2.7. Statistical Analysis

Statistical analyses were performed using Prism 8.0 (GraphPad) software. Statistical significance was calculated using one-way ANOVA followed by Tukey’s honest significance test. All error bars represent the standard deviation (SD) of the mean.

3. Results

3.1. Isolation and Screening of Wood-Rotting Fungal Isolates

Eight fungal isolates were obtained from the decayed trunks, with visible fungal colonization of Chinese fir and other tree species. With the exception of isolate PA-2, ME1-1, LZ, SMF410-5-1, and JH-1 displayed significant laccase activity when exposed to guaiacol (Figure S1A; Table S2). Among them, isolates ME1-1 and SMF410-5-1 produced the highest levels of laccase. (Figure 1A). When these fungal isolates were inoculated on the PDA supplemented with aniline blue, the isolates of ME1-1 and SMF410-5-1 also demonstrated relatively higher peroxidase secretion (Figure S1B and Figure 1B). Then, we found that the isolate of SMF410-5-1 displayed the best performance of producing cellulase on PDA plates supplemented with CMC-Na (Figure S1C and Figure 1C).
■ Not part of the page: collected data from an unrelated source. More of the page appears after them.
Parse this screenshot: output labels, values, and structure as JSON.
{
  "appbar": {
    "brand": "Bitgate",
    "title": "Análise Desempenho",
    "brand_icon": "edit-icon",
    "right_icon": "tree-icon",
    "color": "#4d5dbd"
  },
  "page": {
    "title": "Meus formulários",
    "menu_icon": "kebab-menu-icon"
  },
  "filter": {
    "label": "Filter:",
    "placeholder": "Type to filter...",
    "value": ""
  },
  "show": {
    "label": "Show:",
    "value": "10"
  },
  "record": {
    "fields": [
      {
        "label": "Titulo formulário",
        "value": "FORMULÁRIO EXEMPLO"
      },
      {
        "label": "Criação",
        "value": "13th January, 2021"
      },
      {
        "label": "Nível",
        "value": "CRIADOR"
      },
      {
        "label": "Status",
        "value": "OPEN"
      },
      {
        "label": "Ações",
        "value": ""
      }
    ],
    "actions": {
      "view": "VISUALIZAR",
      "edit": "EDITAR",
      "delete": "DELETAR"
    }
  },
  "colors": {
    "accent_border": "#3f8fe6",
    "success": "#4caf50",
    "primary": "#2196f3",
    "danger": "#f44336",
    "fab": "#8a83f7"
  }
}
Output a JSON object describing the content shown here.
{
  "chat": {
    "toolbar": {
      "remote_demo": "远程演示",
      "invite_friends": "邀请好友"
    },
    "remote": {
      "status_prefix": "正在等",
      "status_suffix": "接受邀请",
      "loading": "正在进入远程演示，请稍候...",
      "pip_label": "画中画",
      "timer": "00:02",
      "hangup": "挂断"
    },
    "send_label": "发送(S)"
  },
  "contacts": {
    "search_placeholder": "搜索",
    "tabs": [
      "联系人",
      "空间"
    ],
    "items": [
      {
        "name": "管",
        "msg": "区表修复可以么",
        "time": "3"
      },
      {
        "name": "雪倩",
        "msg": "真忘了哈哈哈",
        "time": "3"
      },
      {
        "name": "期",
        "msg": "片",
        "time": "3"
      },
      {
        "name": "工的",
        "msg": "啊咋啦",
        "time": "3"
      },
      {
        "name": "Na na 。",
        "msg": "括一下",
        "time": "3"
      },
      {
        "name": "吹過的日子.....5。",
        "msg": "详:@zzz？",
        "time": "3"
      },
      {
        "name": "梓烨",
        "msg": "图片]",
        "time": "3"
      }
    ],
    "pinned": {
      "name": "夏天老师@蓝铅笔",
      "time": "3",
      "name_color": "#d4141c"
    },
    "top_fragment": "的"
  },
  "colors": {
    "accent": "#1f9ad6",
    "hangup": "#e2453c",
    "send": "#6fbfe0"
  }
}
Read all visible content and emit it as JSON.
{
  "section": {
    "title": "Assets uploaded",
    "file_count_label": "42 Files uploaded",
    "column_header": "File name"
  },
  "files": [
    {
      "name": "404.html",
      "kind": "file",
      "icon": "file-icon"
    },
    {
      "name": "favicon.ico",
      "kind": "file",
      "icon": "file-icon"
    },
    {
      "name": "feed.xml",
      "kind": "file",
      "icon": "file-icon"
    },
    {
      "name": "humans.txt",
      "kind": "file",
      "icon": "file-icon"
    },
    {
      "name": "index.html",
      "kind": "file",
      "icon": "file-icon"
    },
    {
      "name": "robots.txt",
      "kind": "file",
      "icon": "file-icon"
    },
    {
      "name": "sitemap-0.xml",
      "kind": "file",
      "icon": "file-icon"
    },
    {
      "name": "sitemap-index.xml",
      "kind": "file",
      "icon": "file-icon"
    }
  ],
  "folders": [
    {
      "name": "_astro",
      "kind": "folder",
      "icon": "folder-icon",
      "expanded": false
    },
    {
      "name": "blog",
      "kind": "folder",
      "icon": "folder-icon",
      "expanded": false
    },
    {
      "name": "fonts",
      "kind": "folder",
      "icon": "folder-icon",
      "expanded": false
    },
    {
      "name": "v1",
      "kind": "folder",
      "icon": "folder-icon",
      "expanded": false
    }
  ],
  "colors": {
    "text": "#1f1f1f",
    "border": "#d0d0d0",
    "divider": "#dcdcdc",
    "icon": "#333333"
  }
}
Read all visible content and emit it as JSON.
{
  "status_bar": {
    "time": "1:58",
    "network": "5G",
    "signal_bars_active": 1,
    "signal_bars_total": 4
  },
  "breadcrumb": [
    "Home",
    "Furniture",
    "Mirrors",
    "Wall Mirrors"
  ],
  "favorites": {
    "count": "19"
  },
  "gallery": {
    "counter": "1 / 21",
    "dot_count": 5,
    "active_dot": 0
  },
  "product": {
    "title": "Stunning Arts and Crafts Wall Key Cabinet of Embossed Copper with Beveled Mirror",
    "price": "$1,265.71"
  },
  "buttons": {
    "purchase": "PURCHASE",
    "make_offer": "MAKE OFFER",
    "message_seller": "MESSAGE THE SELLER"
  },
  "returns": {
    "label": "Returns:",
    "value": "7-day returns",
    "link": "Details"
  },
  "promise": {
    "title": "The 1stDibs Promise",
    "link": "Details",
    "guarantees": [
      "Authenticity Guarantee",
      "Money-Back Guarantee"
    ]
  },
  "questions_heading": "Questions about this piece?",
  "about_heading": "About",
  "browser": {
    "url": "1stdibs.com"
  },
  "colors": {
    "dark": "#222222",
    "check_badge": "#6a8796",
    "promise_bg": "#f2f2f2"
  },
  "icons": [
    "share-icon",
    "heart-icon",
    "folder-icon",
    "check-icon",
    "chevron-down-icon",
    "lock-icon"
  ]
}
Based on these findings, isolates of ME1-1 and SMF410-5-1 exhibiting stronger laccase, peroxidase, and cellulase production ability were selected as candidate isolates for further analysis.

3.2. Quantitation of Laccase, Manganese Peroxidase, and Lignin Peroxidase of ME1-1 and SMF410-5-1

To investigate the activity of laccase, manganese peroxidase, and lignin peroxidase, the liquid culture filtrates of the SMF410-5-1 and ME1-1 isolates were analyzed quantitatively. The results showed that laccase activity in SMF410-5-1 gradually increased from 0 to 16 days post-inoculation (dpi), peaking at 64.9 U/mL at 12 dpi. Similarly, isolate ME1-1 exhibited a comparable trend, reaching 63.6 U/mL at 12 dpi (Figure 2A). Manganese peroxidase (Mnp) activity of SMF410-5-1, reaching 12.8 U/mL, occurred at 10 dpi. The ME1-1 isolate exhibited the peak Mnp activity of 17.1 U/mL on day 12 (Figure 2B).
Lignin peroxidase (Lip) activity was also detected in the culture filtrates of both SMF410-5-1 and ME1-1. Lip activity of SMF410-5-1 peaked at 12.33 U/mL on day 10. The Lip activity of ME1-1 peaked on day 12 (Figure 2C). The activities of laccase, manganese peroxidase, and lignin peroxidase were not detected in the control (blank liquid PD medium). These results indicate that both SMF410-5-1 and ME1-1 isolates can effectively secrete laccase, manganese peroxidase, and lignin peroxidase, facilitating wood waste degradation.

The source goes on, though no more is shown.